"É
certo que o ex-presidente Lula não está acima da lei, mas também não pode estar
fora do seu manto protetor".
O monopólio do uso da força pelo Estado
não pode resultar em arbitrariedades. Por isso, a força estatal não pode ser
exercida segundo apetites individuais e sim nos exatos termos da Constituição e
das leis. As garantias daí derivadas aplicam-se a todos. Portanto, defender os
direitos de uma pessoa significa defender os direitos de toda a sociedade. Com
estas premissas, há algumas semanas venho argumentando que o ex-presidente Lula
devia já ter sido posto em liberdade, à vista do julgamento proferido pelo STJ.

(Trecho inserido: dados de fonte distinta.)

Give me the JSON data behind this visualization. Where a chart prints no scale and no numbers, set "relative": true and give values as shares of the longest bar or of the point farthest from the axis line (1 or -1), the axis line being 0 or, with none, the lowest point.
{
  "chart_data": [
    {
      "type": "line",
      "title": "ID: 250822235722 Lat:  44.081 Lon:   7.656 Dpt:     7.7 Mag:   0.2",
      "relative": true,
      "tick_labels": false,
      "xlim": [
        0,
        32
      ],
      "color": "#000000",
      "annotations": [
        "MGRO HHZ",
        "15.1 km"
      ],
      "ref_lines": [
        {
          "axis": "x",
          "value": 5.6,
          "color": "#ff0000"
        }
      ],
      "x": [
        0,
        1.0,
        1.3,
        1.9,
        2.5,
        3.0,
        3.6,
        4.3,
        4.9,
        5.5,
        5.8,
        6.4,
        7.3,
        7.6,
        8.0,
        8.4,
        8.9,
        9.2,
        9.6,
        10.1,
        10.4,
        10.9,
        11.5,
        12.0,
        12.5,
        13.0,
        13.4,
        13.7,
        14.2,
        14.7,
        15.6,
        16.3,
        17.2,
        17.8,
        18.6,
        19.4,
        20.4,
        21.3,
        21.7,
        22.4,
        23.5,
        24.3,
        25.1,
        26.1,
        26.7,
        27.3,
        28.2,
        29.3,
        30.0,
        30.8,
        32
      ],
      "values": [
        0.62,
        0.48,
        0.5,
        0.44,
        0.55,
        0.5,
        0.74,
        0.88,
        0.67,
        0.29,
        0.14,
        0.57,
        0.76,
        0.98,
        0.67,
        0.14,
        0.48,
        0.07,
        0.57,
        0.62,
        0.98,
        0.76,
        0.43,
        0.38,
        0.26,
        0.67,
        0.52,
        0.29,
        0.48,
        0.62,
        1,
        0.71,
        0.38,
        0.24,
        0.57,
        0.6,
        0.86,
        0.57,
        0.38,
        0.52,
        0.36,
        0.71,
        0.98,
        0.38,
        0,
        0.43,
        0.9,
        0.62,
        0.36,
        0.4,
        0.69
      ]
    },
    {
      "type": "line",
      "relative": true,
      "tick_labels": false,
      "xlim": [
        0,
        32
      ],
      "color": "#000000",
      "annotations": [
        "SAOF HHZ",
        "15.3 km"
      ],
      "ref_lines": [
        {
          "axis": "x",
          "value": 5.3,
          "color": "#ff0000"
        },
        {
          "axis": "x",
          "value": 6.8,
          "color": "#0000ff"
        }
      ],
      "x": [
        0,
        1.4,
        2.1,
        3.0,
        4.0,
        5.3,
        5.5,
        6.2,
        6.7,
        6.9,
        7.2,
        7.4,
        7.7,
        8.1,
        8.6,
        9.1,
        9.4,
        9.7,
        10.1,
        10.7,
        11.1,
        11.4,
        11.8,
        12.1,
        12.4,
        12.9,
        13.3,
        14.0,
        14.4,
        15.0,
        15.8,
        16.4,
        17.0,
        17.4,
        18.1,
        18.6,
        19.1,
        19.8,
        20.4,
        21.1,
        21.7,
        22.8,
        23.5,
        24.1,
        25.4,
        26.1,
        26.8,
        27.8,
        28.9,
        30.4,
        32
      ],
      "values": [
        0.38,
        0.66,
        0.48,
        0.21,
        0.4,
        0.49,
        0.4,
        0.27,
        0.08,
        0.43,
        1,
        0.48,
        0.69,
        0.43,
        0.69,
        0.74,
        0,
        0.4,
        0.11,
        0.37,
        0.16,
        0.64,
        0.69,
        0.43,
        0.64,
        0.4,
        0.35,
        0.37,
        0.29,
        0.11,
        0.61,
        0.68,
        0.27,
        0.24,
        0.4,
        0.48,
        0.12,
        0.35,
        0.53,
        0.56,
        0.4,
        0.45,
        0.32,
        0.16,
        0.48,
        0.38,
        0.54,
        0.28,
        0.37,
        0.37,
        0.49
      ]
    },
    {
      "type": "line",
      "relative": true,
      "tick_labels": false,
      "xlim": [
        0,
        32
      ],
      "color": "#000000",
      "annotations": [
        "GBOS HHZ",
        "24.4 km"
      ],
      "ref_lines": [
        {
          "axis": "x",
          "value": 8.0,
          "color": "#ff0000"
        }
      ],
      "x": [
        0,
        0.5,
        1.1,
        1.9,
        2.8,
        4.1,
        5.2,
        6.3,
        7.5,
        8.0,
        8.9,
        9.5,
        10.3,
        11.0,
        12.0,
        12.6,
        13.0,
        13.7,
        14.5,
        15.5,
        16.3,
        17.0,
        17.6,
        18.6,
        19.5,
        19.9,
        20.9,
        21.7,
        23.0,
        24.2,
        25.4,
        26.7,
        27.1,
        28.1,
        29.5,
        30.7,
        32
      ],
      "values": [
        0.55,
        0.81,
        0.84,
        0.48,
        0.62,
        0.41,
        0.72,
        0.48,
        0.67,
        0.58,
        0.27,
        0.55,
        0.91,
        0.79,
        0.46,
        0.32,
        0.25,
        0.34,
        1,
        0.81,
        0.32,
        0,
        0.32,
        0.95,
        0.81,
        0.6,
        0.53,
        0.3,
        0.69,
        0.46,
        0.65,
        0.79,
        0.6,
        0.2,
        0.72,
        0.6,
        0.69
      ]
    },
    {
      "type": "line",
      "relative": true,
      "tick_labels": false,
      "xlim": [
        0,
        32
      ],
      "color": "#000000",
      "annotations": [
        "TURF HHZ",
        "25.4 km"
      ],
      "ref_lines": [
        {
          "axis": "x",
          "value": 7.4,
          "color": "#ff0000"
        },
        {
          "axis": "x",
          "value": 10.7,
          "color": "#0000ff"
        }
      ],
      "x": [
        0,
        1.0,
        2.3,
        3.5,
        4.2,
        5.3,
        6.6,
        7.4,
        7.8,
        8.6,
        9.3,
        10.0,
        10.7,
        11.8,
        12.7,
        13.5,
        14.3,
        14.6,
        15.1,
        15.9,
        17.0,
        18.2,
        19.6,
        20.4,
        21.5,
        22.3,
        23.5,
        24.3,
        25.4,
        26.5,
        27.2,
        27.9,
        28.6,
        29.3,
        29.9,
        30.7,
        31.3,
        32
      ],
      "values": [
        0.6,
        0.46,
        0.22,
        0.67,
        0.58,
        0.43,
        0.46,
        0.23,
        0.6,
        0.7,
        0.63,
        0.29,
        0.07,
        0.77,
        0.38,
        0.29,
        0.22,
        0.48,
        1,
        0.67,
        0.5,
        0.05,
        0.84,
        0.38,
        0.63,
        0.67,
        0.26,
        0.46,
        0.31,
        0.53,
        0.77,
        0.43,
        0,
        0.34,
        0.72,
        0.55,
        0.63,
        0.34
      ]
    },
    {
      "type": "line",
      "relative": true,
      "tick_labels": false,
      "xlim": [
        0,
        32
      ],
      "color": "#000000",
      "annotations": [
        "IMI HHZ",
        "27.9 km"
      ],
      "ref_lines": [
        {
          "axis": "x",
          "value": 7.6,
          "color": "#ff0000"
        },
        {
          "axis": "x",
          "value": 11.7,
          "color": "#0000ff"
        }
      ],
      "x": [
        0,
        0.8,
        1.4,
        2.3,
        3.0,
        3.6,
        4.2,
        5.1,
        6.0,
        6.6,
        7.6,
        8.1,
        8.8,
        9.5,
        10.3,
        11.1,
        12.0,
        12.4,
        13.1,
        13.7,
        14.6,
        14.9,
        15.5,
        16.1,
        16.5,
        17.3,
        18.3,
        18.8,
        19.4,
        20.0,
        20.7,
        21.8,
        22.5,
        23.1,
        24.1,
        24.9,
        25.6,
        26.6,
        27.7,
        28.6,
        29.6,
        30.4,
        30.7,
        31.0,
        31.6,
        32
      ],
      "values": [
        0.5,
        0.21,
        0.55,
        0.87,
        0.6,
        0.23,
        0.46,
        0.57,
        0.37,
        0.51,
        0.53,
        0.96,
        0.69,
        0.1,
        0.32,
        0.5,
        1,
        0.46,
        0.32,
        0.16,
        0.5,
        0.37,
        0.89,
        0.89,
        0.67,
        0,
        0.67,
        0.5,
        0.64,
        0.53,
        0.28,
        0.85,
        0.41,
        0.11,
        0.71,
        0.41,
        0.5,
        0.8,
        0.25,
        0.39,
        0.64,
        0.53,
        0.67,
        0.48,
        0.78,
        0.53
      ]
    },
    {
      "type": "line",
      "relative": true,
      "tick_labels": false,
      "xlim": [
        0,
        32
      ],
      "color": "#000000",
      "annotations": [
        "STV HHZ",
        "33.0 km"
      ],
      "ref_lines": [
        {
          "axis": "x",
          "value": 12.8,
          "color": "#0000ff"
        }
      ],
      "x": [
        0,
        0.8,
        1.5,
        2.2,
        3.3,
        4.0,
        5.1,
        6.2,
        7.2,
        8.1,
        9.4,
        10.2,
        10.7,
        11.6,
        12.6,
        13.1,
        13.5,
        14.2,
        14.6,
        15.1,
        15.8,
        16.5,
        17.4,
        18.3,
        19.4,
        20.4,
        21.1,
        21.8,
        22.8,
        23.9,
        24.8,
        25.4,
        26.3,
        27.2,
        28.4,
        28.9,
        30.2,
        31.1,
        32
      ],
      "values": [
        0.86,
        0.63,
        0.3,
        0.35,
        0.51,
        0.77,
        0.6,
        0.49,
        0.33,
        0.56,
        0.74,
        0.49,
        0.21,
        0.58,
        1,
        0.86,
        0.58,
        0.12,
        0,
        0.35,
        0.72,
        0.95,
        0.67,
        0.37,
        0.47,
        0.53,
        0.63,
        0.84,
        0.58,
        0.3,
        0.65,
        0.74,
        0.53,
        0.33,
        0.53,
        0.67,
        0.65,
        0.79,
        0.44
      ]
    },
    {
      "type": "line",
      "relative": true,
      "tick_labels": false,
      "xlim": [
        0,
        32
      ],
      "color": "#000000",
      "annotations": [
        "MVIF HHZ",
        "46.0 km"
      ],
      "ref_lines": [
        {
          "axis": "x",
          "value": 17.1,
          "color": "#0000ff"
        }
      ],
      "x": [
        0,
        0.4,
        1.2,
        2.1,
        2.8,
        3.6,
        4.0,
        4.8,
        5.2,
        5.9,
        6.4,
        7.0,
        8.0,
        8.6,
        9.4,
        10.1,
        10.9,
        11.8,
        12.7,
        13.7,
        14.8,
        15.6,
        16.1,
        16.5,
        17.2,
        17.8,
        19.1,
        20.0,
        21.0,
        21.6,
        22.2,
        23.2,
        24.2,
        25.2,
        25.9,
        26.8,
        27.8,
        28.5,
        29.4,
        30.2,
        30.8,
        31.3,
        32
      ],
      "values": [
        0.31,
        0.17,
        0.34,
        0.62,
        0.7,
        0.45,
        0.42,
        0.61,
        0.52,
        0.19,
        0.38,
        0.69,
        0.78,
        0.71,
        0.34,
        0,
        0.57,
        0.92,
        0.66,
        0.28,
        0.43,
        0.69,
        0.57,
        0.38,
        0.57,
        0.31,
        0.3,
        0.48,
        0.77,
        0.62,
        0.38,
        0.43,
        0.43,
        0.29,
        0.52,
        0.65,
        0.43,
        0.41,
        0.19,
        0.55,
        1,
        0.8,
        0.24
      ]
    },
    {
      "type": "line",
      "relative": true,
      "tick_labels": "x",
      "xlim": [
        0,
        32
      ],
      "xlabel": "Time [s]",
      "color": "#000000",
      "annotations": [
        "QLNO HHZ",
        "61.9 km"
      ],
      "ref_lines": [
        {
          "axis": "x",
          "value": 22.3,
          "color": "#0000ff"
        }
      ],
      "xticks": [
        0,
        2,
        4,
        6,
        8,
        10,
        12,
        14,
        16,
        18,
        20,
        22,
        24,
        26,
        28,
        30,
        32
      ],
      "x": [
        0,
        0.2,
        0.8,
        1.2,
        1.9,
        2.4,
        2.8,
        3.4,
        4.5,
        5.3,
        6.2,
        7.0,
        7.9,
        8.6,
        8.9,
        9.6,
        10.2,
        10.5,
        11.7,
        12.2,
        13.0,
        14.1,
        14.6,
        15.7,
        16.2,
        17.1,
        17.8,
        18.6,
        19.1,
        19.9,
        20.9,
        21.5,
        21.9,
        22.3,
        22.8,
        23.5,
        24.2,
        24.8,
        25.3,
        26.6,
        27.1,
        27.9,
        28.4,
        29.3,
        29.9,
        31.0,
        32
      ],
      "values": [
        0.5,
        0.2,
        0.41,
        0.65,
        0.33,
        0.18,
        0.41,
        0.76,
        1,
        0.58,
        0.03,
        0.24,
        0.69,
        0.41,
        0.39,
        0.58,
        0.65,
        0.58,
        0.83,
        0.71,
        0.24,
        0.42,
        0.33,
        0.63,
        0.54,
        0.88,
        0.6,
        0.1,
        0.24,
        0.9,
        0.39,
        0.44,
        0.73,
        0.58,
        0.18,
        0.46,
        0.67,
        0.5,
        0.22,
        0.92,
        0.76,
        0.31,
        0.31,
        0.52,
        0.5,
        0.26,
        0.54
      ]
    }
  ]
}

Com efeito, o Código de Processo Penal
estabelece duas hipóteses distintas de mudança da forma de cumprimento de pena:
a detração, com modificação de regime, e a progressão. A detração acontece no
processo de conhecimento, que é o momento processual de estabelecimento da
condenação e da pena a ser cumprida. Quem fixa o regime ou o modifica é o juiz
que sentencia, que julga a apelação, que decide o recurso especial ou que
decide o recurso extraordinário. Todas as vezes que a pena é fixada ou
alterada, a Justiça deve descontar o período de prisão já cumprido, declarando
o novo regime de cumprimento. O artigo 387, § 2°, do Código de Processo Penal e
a jurisprudência do STJ determinam que isso seja feito pelo juiz que
eventualmente condena, não mais pelo juízo da execução. É a vontade da Lei:
"O tempo de prisão provisória (...) será computado para fins de
determinação do regime inicial de pena privativa de liberdade". Já a
progressão de regime ocorre quando não há mais recurso apto a absolver o
acusado ou diminuir a sua pena, ou seja, quando é caso de execução definitiva
da condenação.
Desta maneira, detração e progressão não se
confundem. Quem não está definidamente condenado tem direito a ver seu período
de prisão provisória descontado da pena total e de ver essa subtração ser
utilizada para fixação do novo regime de cumprimento da pena, que muda
automaticamente após a decisão que reduz a pena. Os Tribunais fazem isso todos
os dias, para uma infinidade de réus que cometeram todos os tipos de crimes e
que são de todas as classes sociais.
O Presidente Lula foi condenado, pelo
atual Ministro da Justiça, a 9 anos e 6 meses de reclusão; teve sua pena
aumentada no Tribunal da 4ª Região para 12 anos e 1 mês e, até agora, teve sua
pena reduzida para 8 anos e 10 meses, no STJ. Quando do julgamento, já estava
preso provisoriamente por 1 ano e 1 mês. Então, 8 anos e 10 meses de prisão, com
a detração, significam 7 anos e 9 meses, a cumprir com base na condenação
(injusta, frise-se). Pelo Código Penal, o condenado à pena superior a 4 e
inferior a 8 anos deverá começar a cumprir a pena em regime semi-aberto. Não se
sustenta raciocínio diverso, segundo o qual se trataria de execução de pena, e
não de fixação do regime inicial, pela só razão de que ainda estamos em fase de
imposição de pena definitiva. Tudo o que se aplicou até agora é provisório, e
não definitivo. Prisão preventiva, prisão temporária, prisão em flagrante e
execução provisória são espécies do gênero "prisão provisória"!
Ainda haveria uma hipótese para não
aplicar desde logo o semi-aberto: entender que o condenado merece prisão mais
rigorosa em razão do modo de cometimento do crime. Não é razoável, e portanto
não há amparo jurídico, para que se aplique a um idoso, que teria cometido
crime sem violência ou grave ameaça, um "rigor" não aplicado nem
mesmo a traficantes de drogas e homicidas. No Estado de Direito, só há um
"rigor" permitido: o constante da lei. E mais uma vez a lei está ao
lado do ex-presidente Lula.
Cuida-se tão somente de dar a um réu o
mesmo tratamento dispensado a milhares de brasileiros. É certo que o
ex-presidente Lula não está acima da lei, mas também não pode estar fora do seu
manto protetor. A lei é clara e são incabíveis giros hermenêuticos para mudar o
seu sentido e criar condições não escritas. Lula está preso provisoriamente,
tem direito à detração e deve imediatamente ir para o regime semi-aberto.
*Flávio
Dino é advogado, ex-juiz federal e atual governador do Maranhão.